THERE IS SOMETHING horrendous about the politics of being 13 — the raging hormones, the prepubescent brinkmanship; nobody knows what they’re doing, and everyone wants you to think that they do. Such is the case for Chris Wang (played by Izaac Wang), aka Wang Wang, aka Dìdi, aka Half-Asian Chris (he’s not actually half-Asian). Chris is having a bit of an identity crisis.

Director Sean Wang’s Dìdi is a love letter to adolescence rendered with painstaking specificity, a period piece set in his own childhood home of Fremont, Calif., during the era of T9 texting and AOL instant messenger.

It’s the summer before freshman year in 2008 and Chris is getting into shenanigans: skating with his friends, wondering if he should send a :) or a ;) to his crush, and generally feeling emotions nobody else could possibly understand. Plus, his mother keeps arguing with his grandmother and asking if he’s feeling sad — so annoying. And his sister, who sucks, obviously, is leaving for college, but at least she has good taste in music (or rather, she likes the same music as Chris’ crush).

There is such frenetic volatility to early adolescence. It’s the juncture where childlike faith most acutely meets the selfish mess of depravity. You want to be loved, but you’re afraid you’re unlovable. And in trying to be someone they think others will like, tweens and teens turn themselves, to put it simply, into posers.

Chris inevitably turns his frustration on his mother (Chungsing Wang, played by Joan Chen) who, despite raising the family in the predominantly Asian American city of Fremont, is embarrassingly “so Asian.” She eats her hamburger with a knife and fork and seems ashamed when a family friend brags about their son’s 4.0 GPA. Why can’t she be more chill like her son? In the ignorance of youth, Chris hasn’t realized how anxieties about belonging and being lovable can persist long past eighth grade.

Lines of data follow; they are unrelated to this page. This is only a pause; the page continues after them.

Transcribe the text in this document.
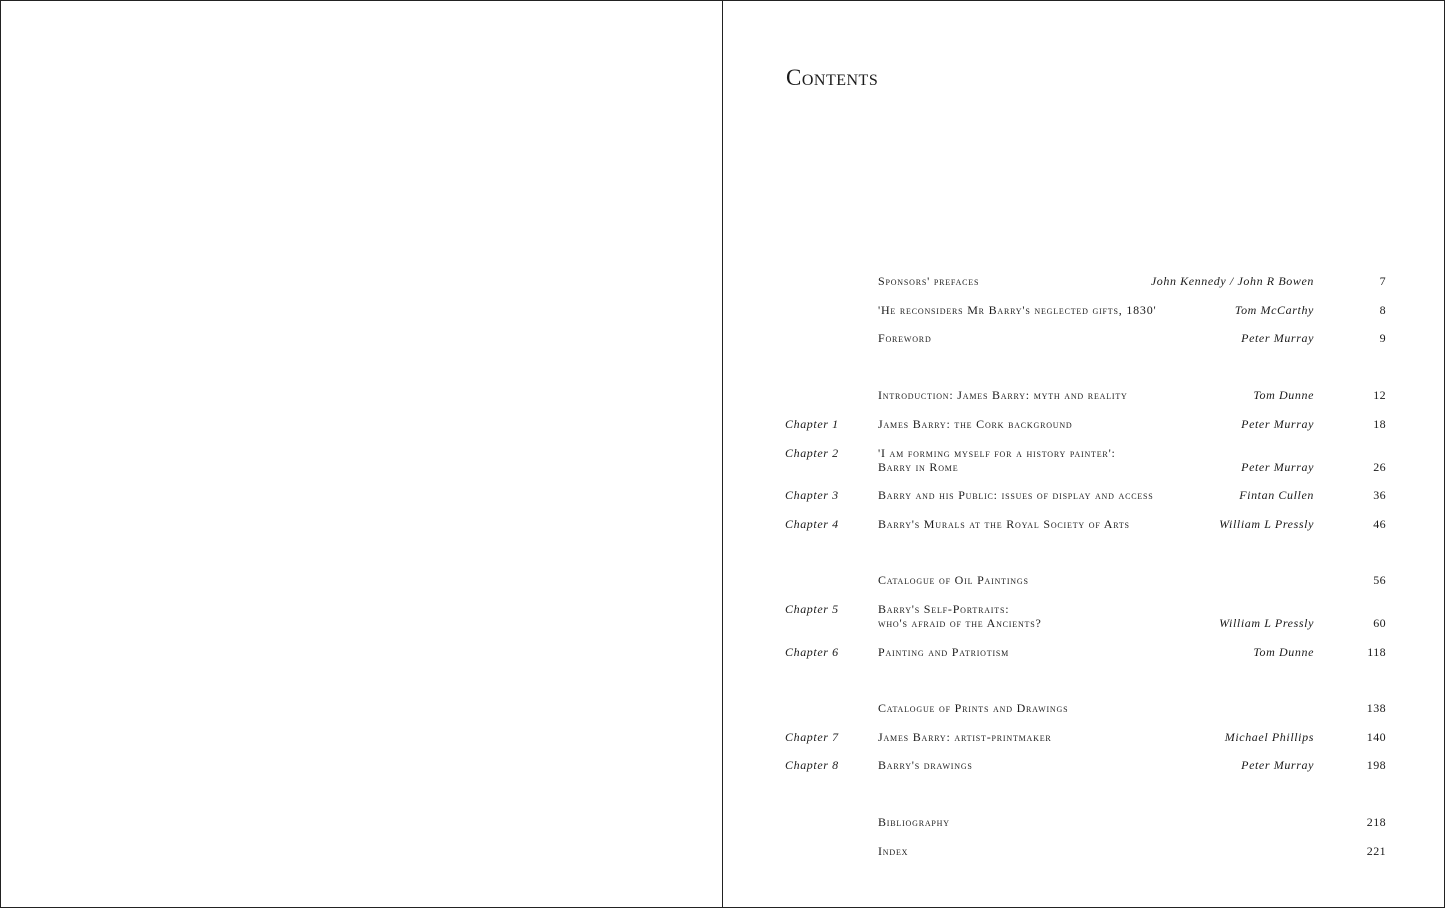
Contents
Sponsors' prefaces	John Kennedy / John R Bowen	7
'He reconsiders Mr Barry's neglected gifts, 1830'	Tom McCarthy	8
Foreword	Peter Murray	9
Introduction: James Barry: myth and reality	Tom Dunne	12
Chapter 1	James Barry: the Cork background	Peter Murray	18
Chapter 2	'I am forming myself for a history painter':
Barry in Rome	Peter Murray	26
Chapter 3	Barry and his Public: issues of display and access	Fintan Cullen	36
Chapter 4	Barry's Murals at the Royal Society of Arts	William L Pressly	46
Catalogue of Oil Paintings	56
Chapter 5	Barry's Self-Portraits:
who's afraid of the Ancients?	William L Pressly	60
Chapter 6	Painting and Patriotism	Tom Dunne	118
Catalogue of Prints and Drawings	138
Chapter 7	James Barry: artist-printmaker	Michael Phillips	140
Chapter 8	Barry's drawings	Peter Murray	198
Bibliography	218
Index	221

There is a moment early in the film where Chris’ mom attempts to show her son a painting she’s done of a mom and her son playing together at the beach. When she suggests she might enter it into a competition, Chris is dismissive, saying, “I look stupid,” hardly averting his eyes from the YouTube video he’s watching. The look of sadness on her face is palpable, yet she still presses on, asking what he’s watching, looking for a way to connect.

Chris may be too entangled in his own angst to see the shortsightedness of his vexations or the strength of his mother’s kindness, but in rendering the film itself, director Sean Wang shows that, in the long run, such quiet care does not go unnoticed.